Warren Buffett's Berkshire Hathaway will acquire NV Energy – the company that keeps the lights on in much of Nevada. NV Energy is a relatively safe bet on renewables in a state that's seen some hard times.
One of the world's most successful investors is making his next big bet in a fitting place: Las Vegas.
Warren Buffett's Berkshire Hathaway announced late Wednesday it will pay $5.6 billion to acquire NV Energy – the company that keeps the lights on in the casino capital and other parts of the state. Nevada's largest utility will join MidAmerican Energy Holdings, Berkshire's energy subsidiary, in the largest acquisition of a US power company since last July when Duke Energy bought Progress Energy for $17.8 billion.
It's a relatively safe investment. Because of their monopoly on the local market, utilities typically promise steady growth. Mr. Buffett himself quipped at a meeting of US state regulators in 2006 that utilities aren't a way to get rich, but a way to "stay rich."

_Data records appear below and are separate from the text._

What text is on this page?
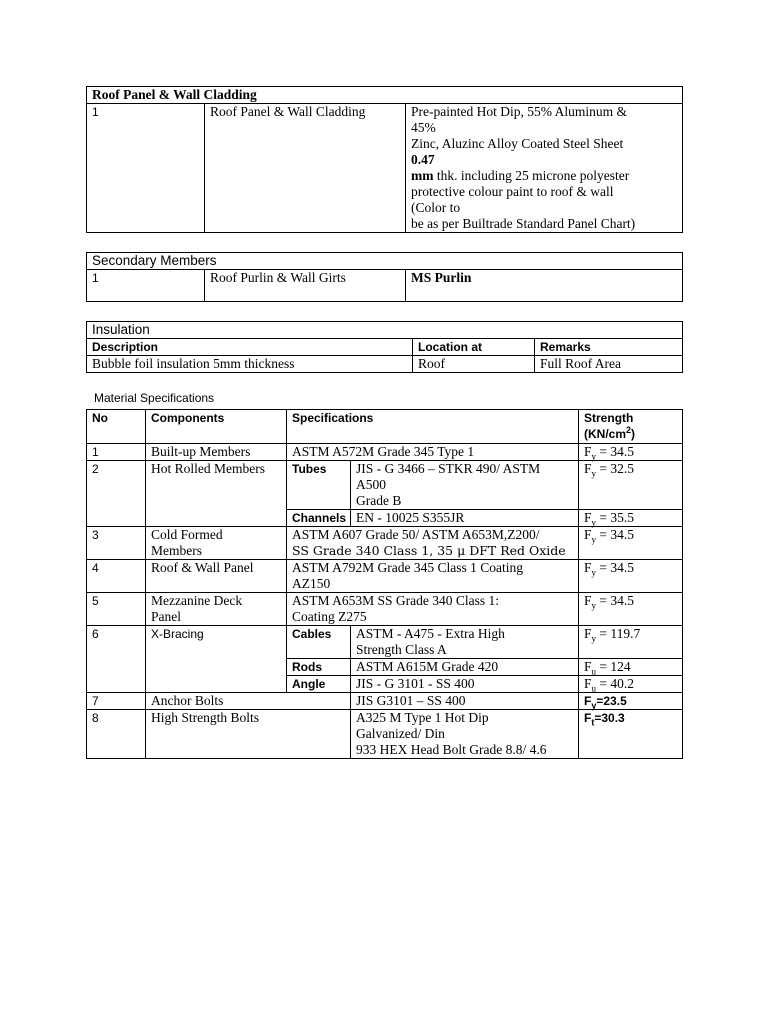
Roof Panel & Wall Cladding
1	Roof Panel & Wall Cladding	Pre-painted Hot Dip, 55% Aluminum &
45%
Zinc, Aluzinc Alloy Coated Steel Sheet
0.47
mm thk. including 25 microne polyester
protective colour paint to roof & wall
(Color to
be as per Builtrade Standard Panel Chart)
Secondary Members
1	Roof Purlin & Wall Girts	MS Purlin
Insulation		
Description	Location at	Remarks
Bubble foil insulation 5mm thickness	Roof	Full Roof Area
Material Specifications
No	Components	Specifications		Strength
$(KN/cm^2)$

1	Built-up Members	ASTM A572M Grade 345 Type 1		$F_y = 34.5$
2	Hot Rolled Members	Tubes	JIS - G 3466 – STKR 490/ ASTM
A500
Grade B	$F_y = 32.5$
		Channels	EN - 10025 S355JR	$F_y = 35.5$
3	Cold Formed
Members	ASTM A607 Grade 50/ ASTM A653M,Z200/
SS Grade 340 Class 1, 35 μ DFT Red Oxide		$F_y = 34.5$
4	Roof & Wall Panel	ASTM A792M Grade 345 Class 1 Coating
AZ150		$F_y = 34.5$
5	Mezzanine Deck
Panel	ASTM A653M SS Grade 340 Class 1:
Coating Z275		$F_y = 34.5$
6	X-Bracing	Cables	ASTM - A475 - Extra High
Strength Class A	$F_y = 119.7$
		Rods	ASTM A615M Grade 420	$F_u = 124$
		Angle	JIS - G 3101 - SS 400	$F_u = 40.2$
7	Anchor Bolts		JIS G3101 – SS 400	$F_y=23.5$
8	High Strength Bolts		A325 M Type 1 Hot Dip
Galvanized/ Din
933 HEX Head Bolt Grade 8.8/ 4.6	$F_t=30.3$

Renewables are a big part of the acquisition. NV Energy will contribute 1 gigawatt in wind, solar, and geothermal to MidAmerican, which is a big investor in government-financed solar plants and is currently working to meet Nevada's requirement that utilities derive at least 25 percent of their energy from renewables. That's good news for a state short on oil and gas, but with big potential for wind, solar, and geothermal.
“By joining forces with MidAmerican, we will gain access to additional operational and financial resources as we continue to position NV Energy to support the evolving energy needs of our state and work with public policy leaders and regulators to reshape Nevada’s energy future,” said Michael Yackira, president of NV Energy, in a statement. “Importantly, we will have the opportunity to combine MidAmerican’s expertise in renewable energy with Nevada’s vast renewable resources for the benefit of our customers and our state."

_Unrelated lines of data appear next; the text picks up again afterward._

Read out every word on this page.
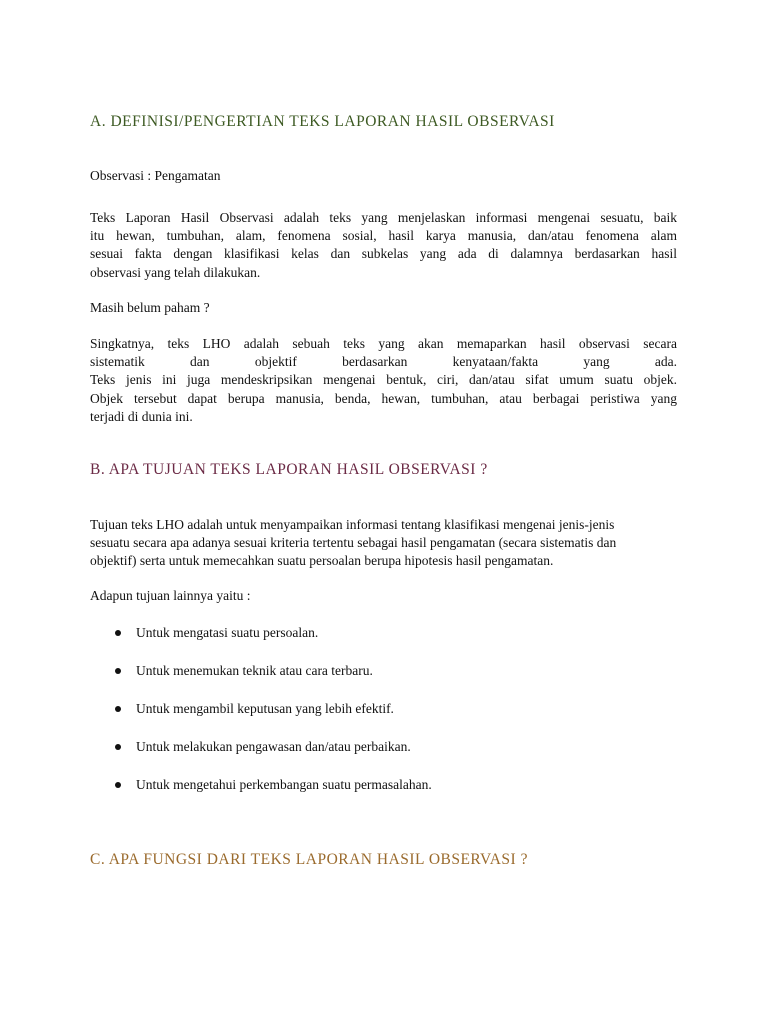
A. DEFINISI/PENGERTIAN TEKS LAPORAN HASIL OBSERVASI

Observasi : Pengamatan

Teks Laporan Hasil Observasi adalah teks yang menjelaskan informasi mengenai sesuatu, baik
itu hewan, tumbuhan, alam, fenomena sosial, hasil karya manusia, dan/atau fenomena alam
sesuai fakta dengan klasifikasi kelas dan subkelas yang ada di dalamnya berdasarkan hasil
observasi yang telah dilakukan.

Masih belum paham ?

Singkatnya, teks LHO adalah sebuah teks yang akan memaparkan hasil observasi secara
sistematik dan objektif berdasarkan kenyataan/fakta yang ada.
Teks jenis ini juga mendeskripsikan mengenai bentuk, ciri, dan/atau sifat umum suatu objek.
Objek tersebut dapat berupa manusia, benda, hewan, tumbuhan, atau berbagai peristiwa yang
terjadi di dunia ini.

B. APA TUJUAN TEKS LAPORAN HASIL OBSERVASI ?

Tujuan teks LHO adalah untuk menyampaikan informasi tentang klasifikasi mengenai jenis-jenis
sesuatu secara apa adanya sesuai kriteria tertentu sebagai hasil pengamatan (secara sistematis dan
objektif) serta untuk memecahkan suatu persoalan berupa hipotesis hasil pengamatan.

Adapun tujuan lainnya yaitu :

Untuk mengatasi suatu persoalan.
Untuk menemukan teknik atau cara terbaru.
Untuk mengambil keputusan yang lebih efektif.
Untuk melakukan pengawasan dan/atau perbaikan.
Untuk mengetahui perkembangan suatu permasalahan.
C. APA FUNGSI DARI TEKS LAPORAN HASIL OBSERVASI ?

The low-profile state could use a high-profile injection of cash. Nevada was a center of the housing crisis of 2007 and has been hit hard by the economic downturn. That might make it a more risky investment, but recently the state has showed signs of rebounding.
"We believe this is a bet on growth in the West," Shanthi Muthiah, vice president of the Virgina-based consulting firm ICF International, wrote in an e-mail. "Buffett sees value in solid businesses that have been hurt by the recession but are poised to grow rapidly."

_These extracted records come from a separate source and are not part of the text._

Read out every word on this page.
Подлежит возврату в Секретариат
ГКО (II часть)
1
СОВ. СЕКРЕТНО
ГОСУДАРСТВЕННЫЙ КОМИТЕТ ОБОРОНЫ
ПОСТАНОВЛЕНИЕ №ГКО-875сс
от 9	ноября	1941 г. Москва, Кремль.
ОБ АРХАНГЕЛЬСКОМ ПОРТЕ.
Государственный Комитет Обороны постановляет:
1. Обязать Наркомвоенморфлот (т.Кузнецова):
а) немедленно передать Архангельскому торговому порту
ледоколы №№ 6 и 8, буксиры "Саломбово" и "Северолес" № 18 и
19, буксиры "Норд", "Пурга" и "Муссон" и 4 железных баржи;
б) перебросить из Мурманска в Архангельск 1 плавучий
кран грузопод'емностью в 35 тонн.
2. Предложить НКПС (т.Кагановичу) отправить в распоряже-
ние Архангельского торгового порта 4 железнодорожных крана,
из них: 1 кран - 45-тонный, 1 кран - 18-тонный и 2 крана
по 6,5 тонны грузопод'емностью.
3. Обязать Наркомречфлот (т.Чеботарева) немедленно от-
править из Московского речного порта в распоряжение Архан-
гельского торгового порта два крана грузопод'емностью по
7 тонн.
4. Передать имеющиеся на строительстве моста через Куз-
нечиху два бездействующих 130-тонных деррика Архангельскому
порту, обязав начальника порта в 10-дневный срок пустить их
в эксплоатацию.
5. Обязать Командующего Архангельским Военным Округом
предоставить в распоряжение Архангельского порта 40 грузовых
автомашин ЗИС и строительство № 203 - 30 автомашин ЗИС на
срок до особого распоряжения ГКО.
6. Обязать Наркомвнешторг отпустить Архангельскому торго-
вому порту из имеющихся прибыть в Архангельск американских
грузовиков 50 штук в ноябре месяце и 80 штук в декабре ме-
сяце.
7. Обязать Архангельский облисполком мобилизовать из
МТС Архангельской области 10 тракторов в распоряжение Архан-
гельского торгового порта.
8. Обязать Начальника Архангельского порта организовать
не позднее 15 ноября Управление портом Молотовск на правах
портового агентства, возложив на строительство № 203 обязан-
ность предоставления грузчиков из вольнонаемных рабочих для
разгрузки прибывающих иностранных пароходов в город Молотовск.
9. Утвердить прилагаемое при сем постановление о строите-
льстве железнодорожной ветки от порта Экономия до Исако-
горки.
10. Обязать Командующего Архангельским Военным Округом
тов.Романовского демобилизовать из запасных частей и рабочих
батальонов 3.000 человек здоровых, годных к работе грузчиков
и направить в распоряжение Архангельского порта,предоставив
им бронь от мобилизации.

Not everyone is thrilled with the news though. Investors buy companies to make money, not necessarily to benefit customers, writes J. Patrick Coolican. a Las Vegas Sun columnist.
"When it comes to their revenues, it’s a pretty simple equation: More money for them means less money for us, the ratepayers," Mr. Coolican wrote. "And that’s not just you and me in our homes and apartments. It’s also businesses that have less money to hire people because they pay more for electricity."
Greg Abel, MidAmerican's chairman, president and chief executive, was a prime mover behind the acquisition. But Buffett gave his approval, Mr. Abel said in various interviews. Once the acquisition is complete, MidAmerican will have about $66 billion in assets and will serve 8.4 million customers through its regulated electric and gas utilities.
Buffett, in his usual pithy, folksy way, gave a nod to the residents of Nevada in a press release announcing the acquisition.
“This is a great fit for Berkshire Hathaway, and we are pleased to make a long-term investment in Nevada’s economy,” Buffett said in the statement. “Through MidAmerican, we have found in NV Energy a great company with similar values, outstanding assets, and a superb management team.”